From snowmachine to the stage

These dancers came two by two. Over the snowy tundra of March. On snowmachines.

The eight dancers who traveled from the Lower Yukon River village of Pilot Station set out early Friday morning. A long 110 miles later, they arrived at the annual Cama’i Dance Festival in Bethel.

"It was bumpy all the way," Crystal Fancyboy said. "The longest trip I’ve ever been on."

The snowmachining dancers met the rest of the Pilot Station Dancers in Bethel, where they performed on stage before a capacity crowd at the Bethel high school gymnasium.

It was an especially important dance festival because the Bethel Council on the Arts dedicated it to Fancyboy’s grandfather, the late Kumkaq Noel Polty, for his devotion to keeping traditional dance alive in Pilot Station and the Delta. Her father, Evan Polty, received a plaque dedicated to Kumkaq Noel Polty.

After he was presented with the award by festival organizer Linda Curda, he introduced to the audience his namesake grandson, teenaged Noel, who danced with the Pilot Station Dancers at Cama’i. The presentation also included a video clip in which Noel Polty spoke about traditional dance.

The group’s next song was one written by Polty. Written for a granddaughters’ potlatch, it told of picking berries in a place south of the village where a cool wind blows.

Many of his songs are still sung.

And "some of his songs, they still sing in other villages," Evan Polty said.

Speaking after the dance, Evan explained that his father was among those in Pilot Station who helped resurrect a dying tradition: the drum, dance and song. The three are a timeless tradition in Yup’ik culture but not an uninterrupted one.

Dance had disappeared for a time. But the elder Polty helped bring it back in the early 1950s – doing so required a meeting with priests in the Russian Orthodox and Roman Catholic churches that overlook the village from separate hills.

"They got together and they said it was OK to have Eskimo dance," said Robert Greene of the Pilot Station Dancers, speaking through a translator. "When people go to church and when they go to dance, they do the same thing, almost the same."

The tradition today brings dozens together on several nights a week in winter. It’s a part of life in winter that Evan Polty, for one, loves.

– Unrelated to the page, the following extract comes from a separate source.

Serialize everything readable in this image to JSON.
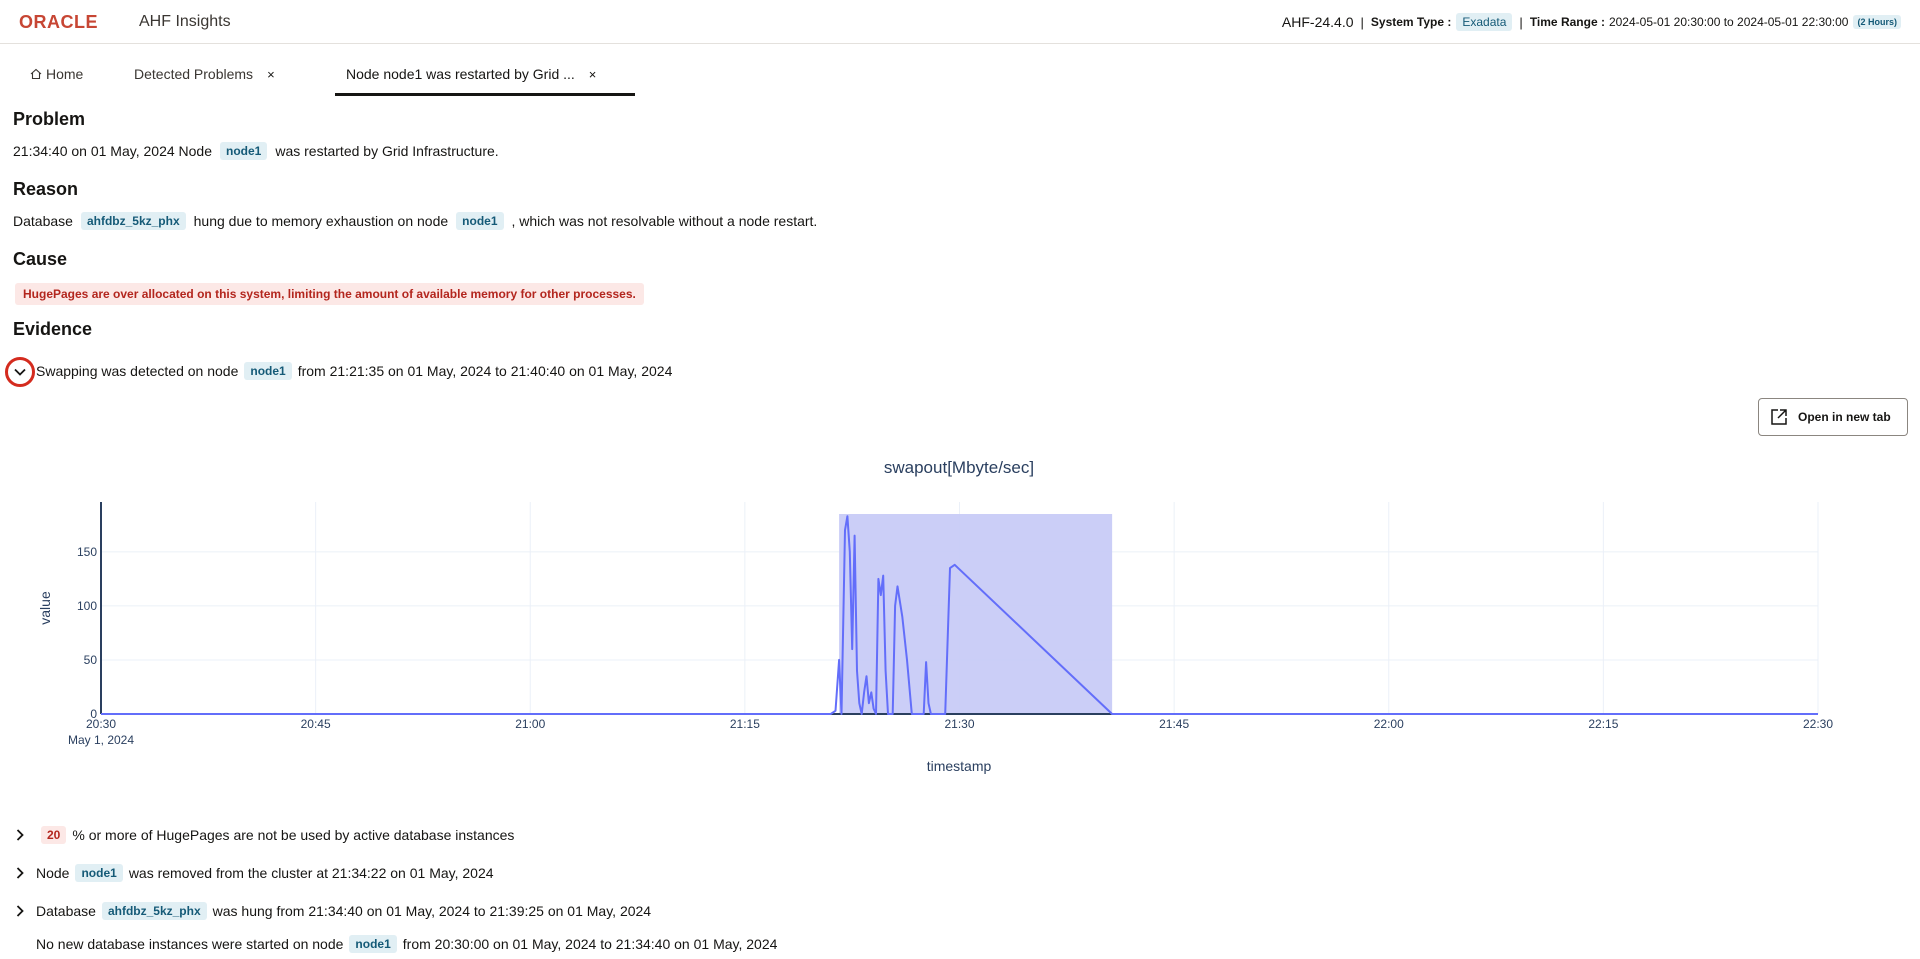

"When I go to Eskimo dance, everything disappears," he said. "You forget everything troubling you. What’s on your mind goes away."

Dustin Solberg can be reached at (907) 348-2480 or toll free at (800) 770-9830, ext. 480.

Cama’i Dance Festival Living Treasure awards

Paugyuk Virginia Tom of Tapraq, Stebbins

Text from a plaque awarded to Paugyuk Virginia Tom:

Virginia, your Yup’ik dancing the last 40 years has been a joy to watch. Thank you for teaching the young people the dances you make so special by your motions. Your teaching makes people around you have fun, smile, and enjoy themselves.

‘Eskimo salad’ sells out

This year, it took just 20 minutes. Evelyn Day’s beloved "Eskimo salad," sold in plastic cups and eaten with a fork, was gone before many at the Cama’i Dance Festival even knew she was in the house.

For the uninitiated, her Eskimo salad is a tossed medley of beluga, bowhead whale muktuk, seal, smoked salmon, aged blubber and bits of apple, radish, broccoli and spring onions – all drizzled with a dressing that at least one customer couldn’t quite place.

Minnie Sallison-Frittz of Bethel said she thought it might be vinaigrette dressing.

But just what was that dressing with the certain unnamable quality?

"Whale oil," Day said.

"Every year, we bring it on Saturday," said Day, who makes several gallons of her trademark salad and sells it with help from her daughters.

"When people are hungry for muktuk, they call me," said Day, who lives in Bethel but grew up in Kotzebue. And when she gets the call, she obliges.

"That’s in our culture, that we have to share."

She said her Sunday dish would be akutaq.

"It will have a lot of fish in it. That’s what they want. Not Crisco," she said.

And, as always, word will spread.

"As soon as one or two people come, they all know," she said.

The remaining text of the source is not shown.